A solução para ele e os demais tem sido mandar buscar marmitex na cidade. À noite, os problemas continuam: por lei, os trens têm que disparar suas estridentes sirenes quando cruzam o trecho urbano. Isso atrapalha o sono dos motoristas em suas cabines.
A maior dificuldade é mesmo estrutural. O terminal só pode receber 3 mil toneladas de açúcar por dia – essa é a capacidade diária das composições ferroviárias que passam por lá. São 70 vagões diários. Os caminhoneiros que não conseguem descarregar dentro da “cota” daquele dia têm que esperar até o dia seguinte, quando a descarga é retomada.
Um motorista de Quirinópolis, Goiás – seu nome é Vanderlei, e ele foi um dos poucos que ousou dizer o próprio nome, porque a maioria teme represálias – explicou que a demora chega a 20 horas.

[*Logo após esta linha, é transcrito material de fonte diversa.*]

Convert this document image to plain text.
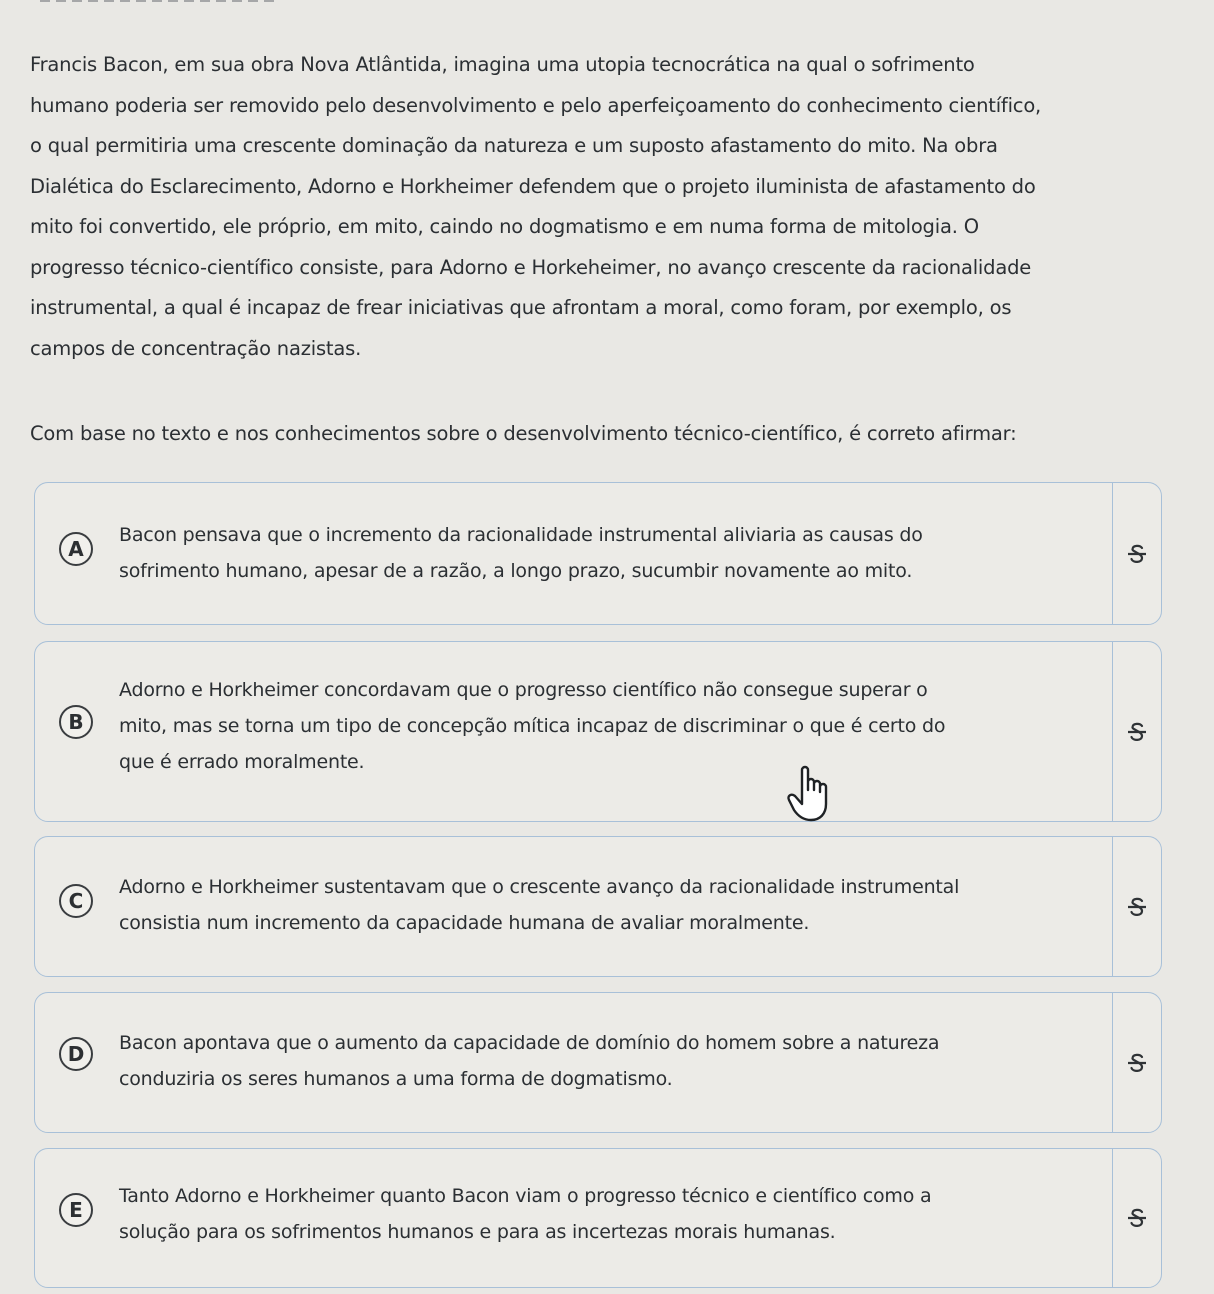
Francis Bacon, em sua obra Nova Atlântida, imagina uma utopia tecnocrática na qual o sofrimento
humano poderia ser removido pelo desenvolvimento e pelo aperfeiçoamento do conhecimento científico,
o qual permitiria uma crescente dominação da natureza e um suposto afastamento do mito. Na obra
Dialética do Esclarecimento, Adorno e Horkheimer defendem que o projeto iluminista de afastamento do
mito foi convertido, ele próprio, em mito, caindo no dogmatismo e em numa forma de mitologia. O
progresso técnico-científico consiste, para Adorno e Horkeheimer, no avanço crescente da racionalidade
instrumental, a qual é incapaz de frear iniciativas que afrontam a moral, como foram, por exemplo, os
campos de concentração nazistas.
Com base no texto e nos conhecimentos sobre o desenvolvimento técnico-científico, é correto afirmar:
A
Bacon pensava que o incremento da racionalidade instrumental aliviaria as causas do
sofrimento humano, apesar de a razão, a longo prazo, sucumbir novamente ao mito.
B
Adorno e Horkheimer concordavam que o progresso científico não consegue superar o
mito, mas se torna um tipo de concepção mítica incapaz de discriminar o que é certo do
que é errado moralmente.
C
Adorno e Horkheimer sustentavam que o crescente avanço da racionalidade instrumental
consistia num incremento da capacidade humana de avaliar moralmente.
D	Bacon apontava que o aumento da capacidade de domínio do homem sobre a natureza
conduziria os seres humanos a uma forma de dogmatismo.
E
Tanto Adorno e Horkheimer quanto Bacon viam o progresso técnico e científico como a
solução para os sofrimentos humanos e para as incertezas morais humanas.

Outro caminhoneiro, este de Bauru, diante da pergunta sobre o tempo que estava aguardando, disse simplesmente: “Nem estou fazendo questão de calcular a demora, para não me desesperar”, lastimou.
UNICASTELO
Um funcionário da Unicastelo, que utiliza a rodovia diariamente, considerou a situação “caótica”: “Nos horários de pico das faculdades, que são os de entrada e saída, o trânsito fica infernal, com caminhões e carros de estudantes disputando espaço. Além disso, a poeira é infernal”, criticou.
Na manhã de quinta-feira, em meio ao calor e à poeira, os motoristas trocavam opiniões sobre o problema que tem sido descarregar em Fernandópolis. Um caminhoneiro sugeriu que fosse instalada uma cancela no local: “Toda vez que preciso atravessar os trilhos fico temeroso, o trem pode aparecer na curva a qualquer momento”, justificou.

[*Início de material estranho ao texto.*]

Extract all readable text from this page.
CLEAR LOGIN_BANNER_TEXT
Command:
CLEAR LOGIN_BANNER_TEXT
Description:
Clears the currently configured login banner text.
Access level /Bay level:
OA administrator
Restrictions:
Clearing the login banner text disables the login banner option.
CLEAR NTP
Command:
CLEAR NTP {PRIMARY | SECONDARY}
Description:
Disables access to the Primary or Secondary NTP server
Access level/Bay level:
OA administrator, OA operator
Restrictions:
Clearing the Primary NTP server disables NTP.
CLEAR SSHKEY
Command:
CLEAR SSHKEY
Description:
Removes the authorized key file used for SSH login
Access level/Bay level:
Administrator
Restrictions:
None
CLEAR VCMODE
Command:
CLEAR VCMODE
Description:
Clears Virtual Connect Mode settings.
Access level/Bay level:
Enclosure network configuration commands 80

Outro criticava o acordo entre a Coruripe e o prefeito de Fernandópolis, Luiz Vilar de Siqueira, que proibiu a entrada de caminhões a serviço da usina pelo centro da cidade (o roteiro predileto era a Rua Pernambuco, virando à direita na Avenida dos Arnaldos): “A usina nos obriga a cumprir esse acordo, embora não exista lei que nos proíba de trafegar na cidade”, afirmou.
Por telefone, o capitão PM Wilson Cardoso Junior, do 16º BPM-I, informou que a Polícia Militar tentará um acordo com a Coruripe, para que o problema seja contornado. Se isso não for possível, o Ministério Público será acionado.
“Esperamos contornar o problema de maneira racional. Sabemos que os caminhões vêm de longe e que precisam trabalhar. Porém, eles não podem estacionar irregularmente, e assim poderão até ser autuados por infração de trânsito”, disse Cardoso Junior.
OPINIÃO
Falta infra-estrutura básica. Assim, dá para falar em ZPE?
O drama dos caminhoneiros que transportam açúcar até o terminal de cargas da usina Coruripe, implantado ao lado da Ferroban, assusta pela falta de logística intermodal.
Ali, os diferentes meios de transportes não se integram: ao contrário, eles se atropelam. Caminhoneiros temem atravessar os trilhos da ALL (nem cancela existe no local); estudantes universitários xingam e são xingados, na disputa pela pista da Vicinal Carlos Gandolfi.
Onde está o prometido pontilhão sobre a via férrea? O projeto existe, mas se perdeu no turbilhão de promessas políticas.
Será que Fernandópolis, tão desaparelhada em sua malha viária, terá condições objetivas de receber uma Zona de Processamento de Exportação? (E aqui, falamos de um único aspecto, sem incluir itens capitais como moradia, segurança e saúde, por exemplo).
O Brasil precisa ser repensado. Não é possível continuar tolerando o pragmatismo da iniciativa privada nem o cinismo dos políticos. Aparentemente vilões, os caminhoneiros são na verdade as grandes vítimas dessa história.
Permanecemos durante mais de duas horas nas proximidades do terminal de cargas, e, apesar da Torre de Babel ali instalada, não vimos qualquer movimentação dos agentes dos poderes constituídos. O problema, aparentemente, não era deles. Ou, quem sabe, não havia problema.
A corda tem que parar de arrebentar sempre do lado mais fraco.